85.  Other issues can be resolved on the basis of ordinary law these are in particular:

 

  1. The Law should repeat the provisions of the Constitution rather than just to complete them in order to provide a single text which governs the work of the Court
  2. The Law should define the Constitutional Court as an independent judicial institution
  3. The budgetary independence of the Court should be guaranteed by specifying that the budget claims by the Constitutional Court shall not be amended by the Government without the agreement of the Court.
  4. The procedural autonomy of the Court should be safeguarded by leaving more scope for regulation to the Rules of Procedure.
  5. The Law should regulate salaries and social guarantees of judges and other staff of the Court.
  6. The procedure for the choice of candidates for judges should be regulated.

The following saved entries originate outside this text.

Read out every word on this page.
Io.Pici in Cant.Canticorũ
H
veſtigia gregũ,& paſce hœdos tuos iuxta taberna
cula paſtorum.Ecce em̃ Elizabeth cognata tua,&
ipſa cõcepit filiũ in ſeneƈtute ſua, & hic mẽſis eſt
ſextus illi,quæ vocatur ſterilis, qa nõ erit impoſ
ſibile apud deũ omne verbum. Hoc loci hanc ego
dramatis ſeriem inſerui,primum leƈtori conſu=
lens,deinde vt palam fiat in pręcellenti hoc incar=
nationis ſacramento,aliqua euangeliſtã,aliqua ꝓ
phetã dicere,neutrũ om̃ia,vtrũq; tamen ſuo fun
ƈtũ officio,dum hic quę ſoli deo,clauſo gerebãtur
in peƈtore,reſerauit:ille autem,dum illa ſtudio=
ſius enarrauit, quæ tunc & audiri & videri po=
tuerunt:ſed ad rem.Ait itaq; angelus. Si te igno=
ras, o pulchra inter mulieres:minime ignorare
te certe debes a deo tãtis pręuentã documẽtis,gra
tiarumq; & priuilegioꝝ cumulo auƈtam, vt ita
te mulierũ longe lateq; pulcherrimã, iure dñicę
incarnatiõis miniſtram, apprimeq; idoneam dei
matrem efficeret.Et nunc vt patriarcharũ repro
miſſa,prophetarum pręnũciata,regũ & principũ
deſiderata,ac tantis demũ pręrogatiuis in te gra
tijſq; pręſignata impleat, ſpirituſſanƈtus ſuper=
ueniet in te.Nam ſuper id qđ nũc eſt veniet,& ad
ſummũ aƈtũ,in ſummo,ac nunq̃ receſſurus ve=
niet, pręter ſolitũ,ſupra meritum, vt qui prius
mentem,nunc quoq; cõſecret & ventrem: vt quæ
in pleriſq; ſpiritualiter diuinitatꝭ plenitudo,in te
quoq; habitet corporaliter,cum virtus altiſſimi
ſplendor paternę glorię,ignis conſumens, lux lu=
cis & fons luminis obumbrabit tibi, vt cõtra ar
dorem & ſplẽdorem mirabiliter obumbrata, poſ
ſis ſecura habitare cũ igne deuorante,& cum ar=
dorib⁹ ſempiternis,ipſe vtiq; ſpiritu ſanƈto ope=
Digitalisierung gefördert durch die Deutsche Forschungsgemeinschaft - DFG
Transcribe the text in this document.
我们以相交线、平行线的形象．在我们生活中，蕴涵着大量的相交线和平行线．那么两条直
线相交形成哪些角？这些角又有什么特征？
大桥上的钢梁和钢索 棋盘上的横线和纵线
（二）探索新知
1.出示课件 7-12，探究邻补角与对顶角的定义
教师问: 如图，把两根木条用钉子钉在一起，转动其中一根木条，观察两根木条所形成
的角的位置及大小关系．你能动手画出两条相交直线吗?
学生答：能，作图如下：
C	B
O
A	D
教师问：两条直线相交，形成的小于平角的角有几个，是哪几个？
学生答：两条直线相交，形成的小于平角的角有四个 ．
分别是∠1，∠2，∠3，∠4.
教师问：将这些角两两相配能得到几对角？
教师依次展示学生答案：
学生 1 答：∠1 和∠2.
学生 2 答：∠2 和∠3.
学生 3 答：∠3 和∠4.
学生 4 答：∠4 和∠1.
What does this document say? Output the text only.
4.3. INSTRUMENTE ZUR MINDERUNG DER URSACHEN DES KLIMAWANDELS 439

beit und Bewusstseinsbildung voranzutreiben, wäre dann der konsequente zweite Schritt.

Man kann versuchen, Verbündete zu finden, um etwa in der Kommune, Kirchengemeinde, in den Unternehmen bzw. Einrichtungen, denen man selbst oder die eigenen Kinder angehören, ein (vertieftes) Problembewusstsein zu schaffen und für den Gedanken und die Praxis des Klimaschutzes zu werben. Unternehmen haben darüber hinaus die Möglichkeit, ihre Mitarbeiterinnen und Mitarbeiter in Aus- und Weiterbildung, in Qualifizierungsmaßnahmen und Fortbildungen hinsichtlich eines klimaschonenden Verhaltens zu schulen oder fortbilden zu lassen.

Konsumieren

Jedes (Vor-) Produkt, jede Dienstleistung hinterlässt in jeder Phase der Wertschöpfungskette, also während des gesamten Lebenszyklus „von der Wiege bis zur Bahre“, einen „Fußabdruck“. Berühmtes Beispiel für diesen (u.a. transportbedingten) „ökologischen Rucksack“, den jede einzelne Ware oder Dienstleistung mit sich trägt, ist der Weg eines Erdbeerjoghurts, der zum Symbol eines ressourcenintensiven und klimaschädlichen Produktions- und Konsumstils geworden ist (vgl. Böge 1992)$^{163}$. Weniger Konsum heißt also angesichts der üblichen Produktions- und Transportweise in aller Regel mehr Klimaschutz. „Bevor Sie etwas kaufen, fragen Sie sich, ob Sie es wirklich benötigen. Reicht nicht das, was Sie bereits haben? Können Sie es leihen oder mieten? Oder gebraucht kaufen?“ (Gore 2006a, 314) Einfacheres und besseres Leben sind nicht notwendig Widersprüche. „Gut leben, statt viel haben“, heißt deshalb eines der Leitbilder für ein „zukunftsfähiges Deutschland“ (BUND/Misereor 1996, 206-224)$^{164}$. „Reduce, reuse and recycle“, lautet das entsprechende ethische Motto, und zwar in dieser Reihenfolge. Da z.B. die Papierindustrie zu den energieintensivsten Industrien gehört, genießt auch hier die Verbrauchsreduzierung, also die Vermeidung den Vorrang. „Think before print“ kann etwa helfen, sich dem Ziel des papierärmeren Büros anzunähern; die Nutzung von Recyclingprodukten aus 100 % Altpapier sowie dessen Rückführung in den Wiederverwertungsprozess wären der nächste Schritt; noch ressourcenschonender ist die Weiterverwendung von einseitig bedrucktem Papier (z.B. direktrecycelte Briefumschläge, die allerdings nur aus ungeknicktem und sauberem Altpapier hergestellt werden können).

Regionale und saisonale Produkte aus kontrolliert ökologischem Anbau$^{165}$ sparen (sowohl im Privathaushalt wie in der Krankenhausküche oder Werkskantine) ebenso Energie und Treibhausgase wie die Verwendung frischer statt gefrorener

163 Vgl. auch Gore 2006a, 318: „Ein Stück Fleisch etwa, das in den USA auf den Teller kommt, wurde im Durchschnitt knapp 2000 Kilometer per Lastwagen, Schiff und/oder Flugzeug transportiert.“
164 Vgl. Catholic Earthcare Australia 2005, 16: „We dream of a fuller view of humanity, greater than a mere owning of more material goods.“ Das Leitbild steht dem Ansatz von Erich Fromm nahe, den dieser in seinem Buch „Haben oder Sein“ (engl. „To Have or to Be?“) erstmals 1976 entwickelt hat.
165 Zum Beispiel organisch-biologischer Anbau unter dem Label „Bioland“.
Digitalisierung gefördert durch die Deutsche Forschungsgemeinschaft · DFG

Parliamentary hearings should provide for a transparent election.
  7. A judge being investigated should not vote in his / her own case.
  8. At least the case of old-age retirement judges should remain in office until their successor takes up office.
  9. The position of a Vice-President should be introduced
  10. The right of a constitutional court judge to return to his/her previous position stipulated can only be ensured in the public sector
  11. The Law should make it clear be clear which procedural code applies by default.
  12. Rules concerning bias and the procedure for challenging a judge should be introduced
  13. The list of participants / parties should make clear in which proceedings they can participate
  14. The access of any person to the case-file should be limited in line with the legislation on access to public documents.
  15. It should be possible to introduce complaints by fax to be followed by a written submission by mail or directly.
  16. In exceptional cases, the Constitutional Court should have the possibility to accept individual complaints even before the exhaustion of remedies if those are inefficient.
  17. Both the original and the last instance authority with adopted an individual act should have a possibility to present their position on an individual complaint against this act.
  18. If the constitutional complaint is directed against a court decision, the Court should even give the party in whose favour the decision was taken an opportunity to make a statement courts and Parliament should be allowed but not obliged to make such a statement
  19. The possibility of dealing with cases in a written procedure should be improved.
  20. The Court should be limited to act on its own initiative only in cases when it has to apply a norm of which it doubts the constitutionality.
  21. Ordinary courts should also be enabled to make preliminary requests to the Constitutional Court when they themselves have doubts about the constitutionality of a law they have to apply.
  22. Both for abstract review and constitutional complaints, the effects of a decision should be limited to future cases but the Court could be enabled to extend these effects also retroactively then it finds this to be appropriate. Persons imprisoned on the basis of an unconstitutional act should benefit also retroactively from the Constitutional Court decision.
  23. The annulment of the individual act by the Constitutional Court should therefore be preferred to a mere declaratory decision.
  24. A provision enabling the Constitutional Court to quash decisions of authorities having acted without competence should be introduced.
  25. A number of time limits do not seem realistic.
  26. The law should restrict the Constitutional Court’s task to monitor the implementation of constitutionality and legality in general to monitoring the implementation of the execution of its own decisions only.

 

86.  The Venice Commission remains at the disposal of the authorities of Montenegro for further assistance in this matter.